Otra característica de su ministerio radica en el extraordinario protagonismo que confía a los laicos. La Delegación sevillana de Apostolado Seglar es hoy un referente nacional en numerosas facetas. Escucha a los laicos y se ha rodeado siempre de ellos en el Consejo Diocesano de Pastoral, vela por su formación y acceso a los ministerios laicales, incluso les confía la dirección de algunas Delegaciones Diocesanas. Son sus amigos, y los visita en sus hogares, les bautiza a los hijos o les casa a los nietos.
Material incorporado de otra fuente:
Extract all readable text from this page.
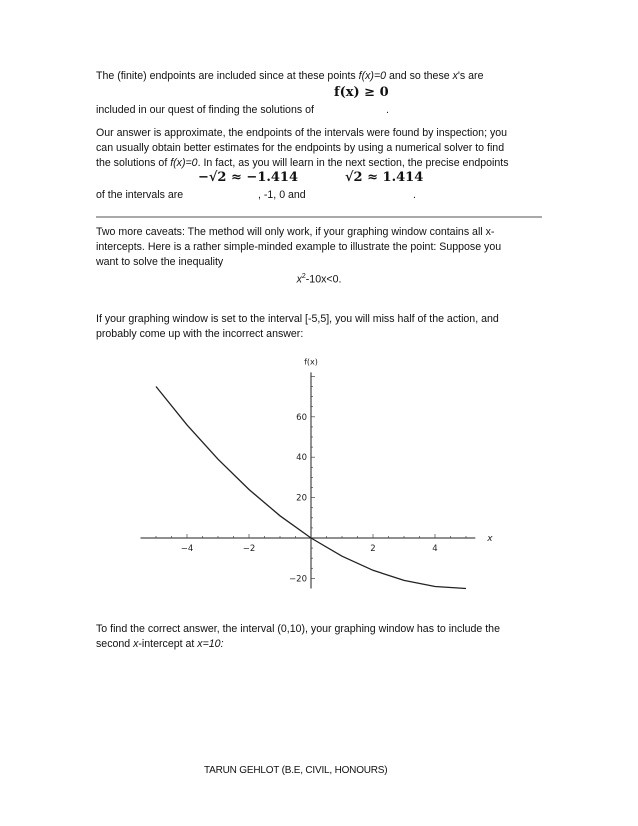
The (finite) endpoints are included since at these points f(x)=0 and so these x's are

f(x) ≥ 0

included in our quest of finding the solutions of	.

Our answer is approximate, the endpoints of the intervals were found by inspection; you

can usually obtain better estimates for the endpoints by using a numerical solver to find

the solutions of f(x)=0. In fact, as you will learn in the next section, the precise endpoints

−√2 ≈ −1.414	√2 ≈ 1.414

of the intervals are	, -1, 0 and	.

Two more caveats: The method will only work, if your graphing window contains all x-

intercepts. Here is a rather simple-minded example to illustrate the point: Suppose you

want to solve the inequality

$x^2-10x<0$.

If your graphing window is set to the interval [-5,5], you will miss half of the action, and

probably come up with the incorrect answer:

−4	−2	2	4
−20
20
40
60
x
f(x)

To find the correct answer, the interval (0,10), your graphing window has to include the

second x-intercept at x=10:

TARUN GEHLOT (B.E, CIVIL, HONOURS)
Pero también les encomienda a ellos, por activa y por pasiva, anunciar valientemente a Cristo a través de la cultura, los mass media, el mundo académico y el ámbito laboral. Les pide que abanderen la defensa de la familia y de la vida o el compromiso con la justicia a través de colegios profesionales, ONG´s, plataformas sociales, sindicatos, partidos políticos… siempre como cristianos, proponiendo desde el respeto y generando vínculos sinceros de amistad y franca colaboración en la búsqueda del bien común.
A todo ello añadió su apuesta por el poder evangelizador de la religiosidad popular. Mientras que muchos la consideraban una mera preparación al verdadero anuncio del Evangelio, nuestro cardenal ha encontrado siempre en la piedad del pueblo un camino de santidad para sus devotos y una poderosa aliada en frentes, a menudo,  impracticables. D. Carlos es, sin duda, un obispo en medio de su pueblo. Ni élites ni periferias: para todos. Obispo de mañanas en la cárcel y tardes de brillantes conferencias en el Ateneo; días de visita pastoral entre curas obreros y, poco después, momentos de funciones principales de hermandad; obispo de Hermanas de la Cruz y nuevos movimientos; obispo de visitas a la residencia sacerdotal y transeúnte lleno de lodo por las calles inundadas de Écija; obispo de cientos de miles de kilómetros entre los pueblos más alejados de la capital, con curvas inclementes. Lo mismo lo esperan ansiosos en el Círculo Mercantil que hacen cola los calés para felicitarle por su cardenalato. Él mismo es una buena noticia que ocupaba casi a diario varias páginas de periódicos y continúa siendo líder de audiencia cuando lo entrevistan en los programas más dispares. No es que se parezca al Papa Francisco, es que los dos son obispos que han tenido que caminar mucho trecho solos.
Entre otras muchas facetas, concluyo destacando la de su entrega sin reservas. El cardenal no quiere reservarse. Hoy todo el mundo se reserva para algo que considera importante sin vivir la vida que Dios nos da y quiere que compartamos. Durante unas confirmaciones en mi parroquia, el cardenal pasó discretamente a la sacristía y, cuando entré detrás de él, le encontré desmayado en el suelo. Había consagrado el día antes un templo en Valladolid, llegó de madrugada a Madrid, luego estuvo todo el día en la plenaria de la Conferencia Episcopal, había regresado hacía poco a Sevilla y se vistió con las mejores galas para estar junto a unos jóvenes a casi cien kilómetros de la capital. Estaba exhausto. Cuando llegaron los médicos le amonestaron por su sobrecarga de trabajo mientras él sonreía a pesar de que no podía ni incorporarse. Cuando terminaron les dijo: “Si hoy me hubiera muerto solo en palacio por quererme reservar, nada tendría sentido; pero si hoy tuviera que morirme aquí, con mi pueblo, todo tendría sentido”. Yo, desde entonces, le doy gracias a Dios por cada año de vida del gran Papa que perdimos.